Herijking verdeling gemeentefonds

In februari 2020 hebben de beheerders van het gemeentefonds aan de Tweede Kamer laten weten dat de invoering van de nieuwe verdeelmodellen van het gemeentefonds met een jaar wordt uitgesteld tot 2022. De herziening van de verdeelmodellen van het gemeentefonds bestaat uit drie elementen: een wijziging van de verdeling van de gemeentefondsmiddelen waarmee de gemeenten de taken in het sociaal domein betalen, een wijziging van de verdeling van de overige (klassieke) taken en een eventuele wijziging van de verdeling van de manier waarop in de verdeling rekening wordt gehouden met de mogelijkheden die gemeenten hebben om zelf eigen middelen op te halen. Voor zowel het klassieke deel als voor het sociaal domein zijn aanvullend onderzoek en nadere analyses op de voorgestelde wijze van verdeling nodig. Naar verwachting start half september 2020 de consultatieperiode waarin de fondsbeheerders advies vragen aan de VNG en de Raad voor het Openbaar Bestuur over de verdeelvoorstellen. Besluitvorming over de invoering van de nieuwe verdeling wordt dan in 2020 afgerond, met verwerking van de uitkomsten in de decembercirculaire 2020.

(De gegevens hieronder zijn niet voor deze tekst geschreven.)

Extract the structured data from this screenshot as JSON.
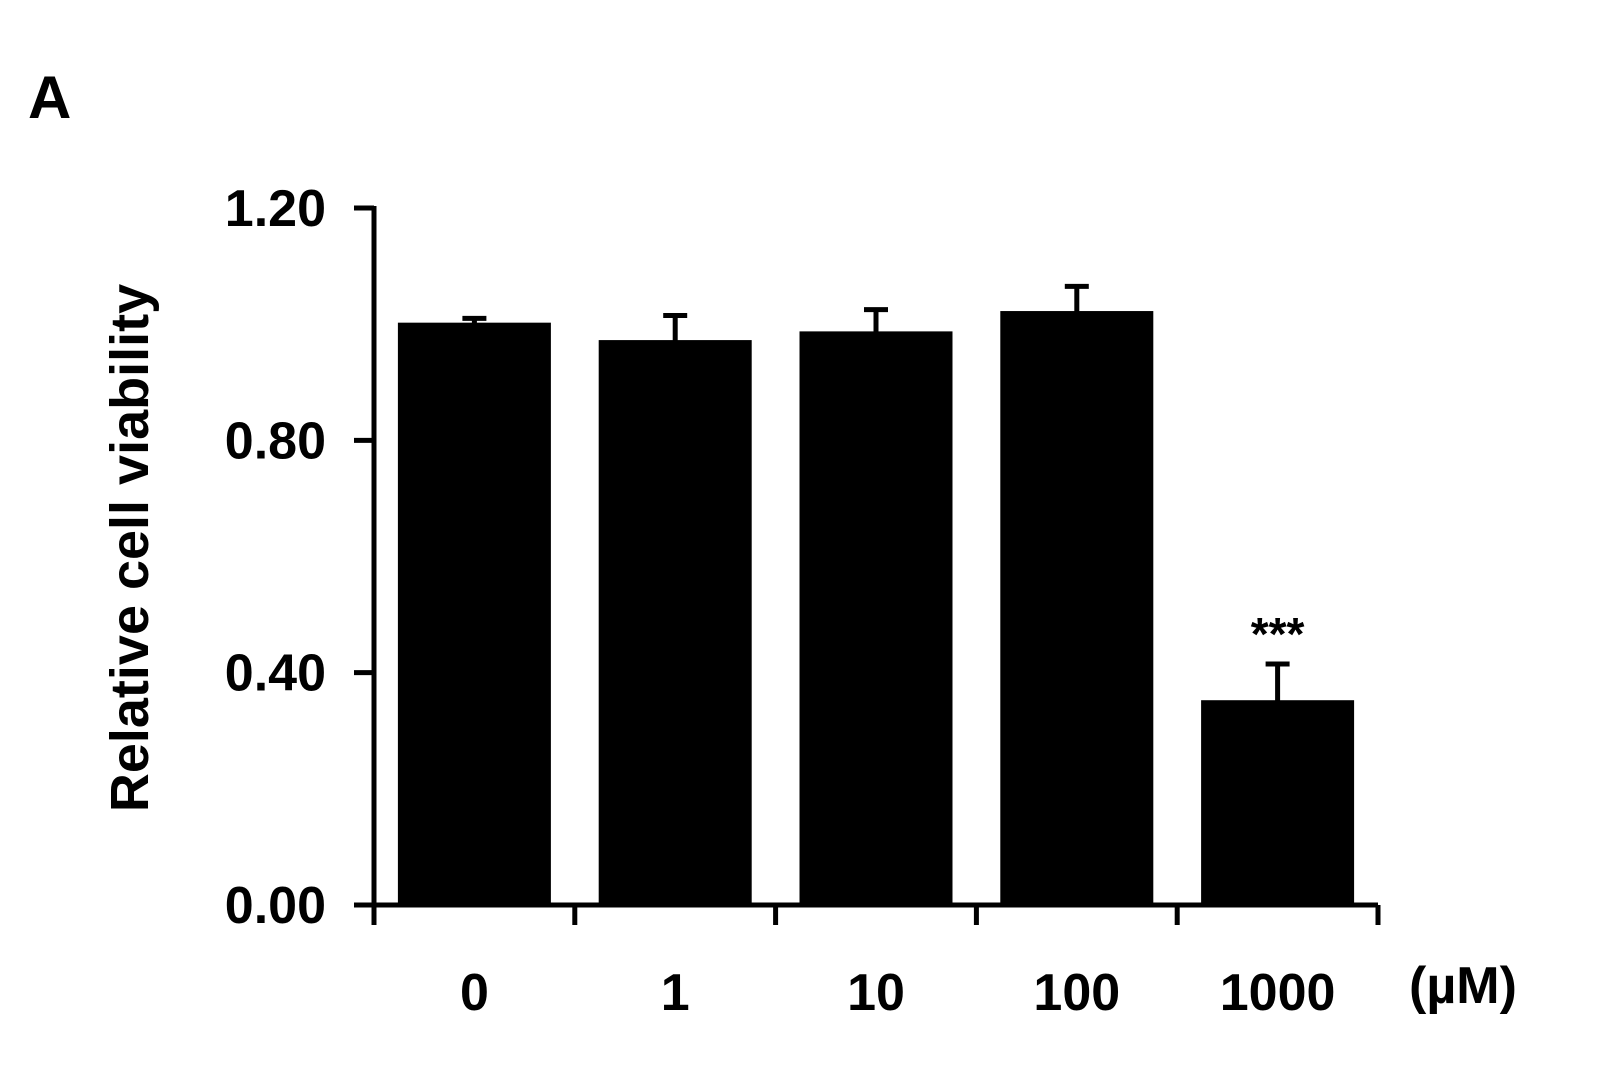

Er zijn nog geen concrete bedragen bekend maar op grond van de eerste uitkomsten wordt aangenomen dat gemeenten in de groottegroep 50.000 – 100.000 inwoners er in inkomsten op achteruit gaan. Hiervoor wordt per 2022 rekening gehouden met een lagere inkomst algemene uitkering oplopend tot € 600.000. Dit is ongeveer 1% van de totale opbrengsten uit de algemene uitkering van 2020 en is gebaseerd op de verwachtingen van de effecten van de herijking zoals die tot nu toe gepubliceerd zijn. Ook wordt er in de risicoparagraaf in deze begroting een risico voor opgenomen. 

BCF plafond

Op basis van de uitgekeerde onbenutte ruimte in het btw compensatiefonds 2019 wordt een bedrag van € 200.000,- opgenomen in de begrote inkomsten algemene uitkering. Dit komt overeen met de richtlijn die de provinciaal toezichthouder aangeeft.

Het financiële effect van deze en de overige onderwerpen uit de meicirculaire op de inkomsten algemene uitkering 2021 en verder:

bedragen * € 1.000

2021

2022

2023

2024

Accres

217

649

88

- 533

Voogdij/18+

- 360

- 360

- 362

- 362

Stelpost herijking Gemeentefonds

-200

-600

-600

-600

Ruimte BCF plafond

200

200

200

200

Overig

- 3

53

71

64

Totaal

-146

-58

-603

-1.231

Ten opzichte van de Kadernota 2020 is dit het effect op het saldo van de Begroting 2021.

Sociaal domein

In de meicirculaire 2019 is voor de periode 2019-2021 in totaal € 1 miljard aan het gemeentefonds toegevoegd als compensatie voor de tekorten in de Jeugdzorg. In september 2020 wordt de uitslag verwacht van het onderzoek naar de kosten Jeugdzorg. Gemeenten mogen in de aanloop hiervan ook na 2021 structureel een raming opnemen ter waarde van het gemeentelijk aandeel in € 300 miljoen. In de begroting van Pijnacker-Nootdorp gaat het om € 800.000,- dat hiervoor als inkomst algemene uitkering is opgenomen. Bij het opmaken van de Programmebegroting 2020 is dit reeds verwerkt.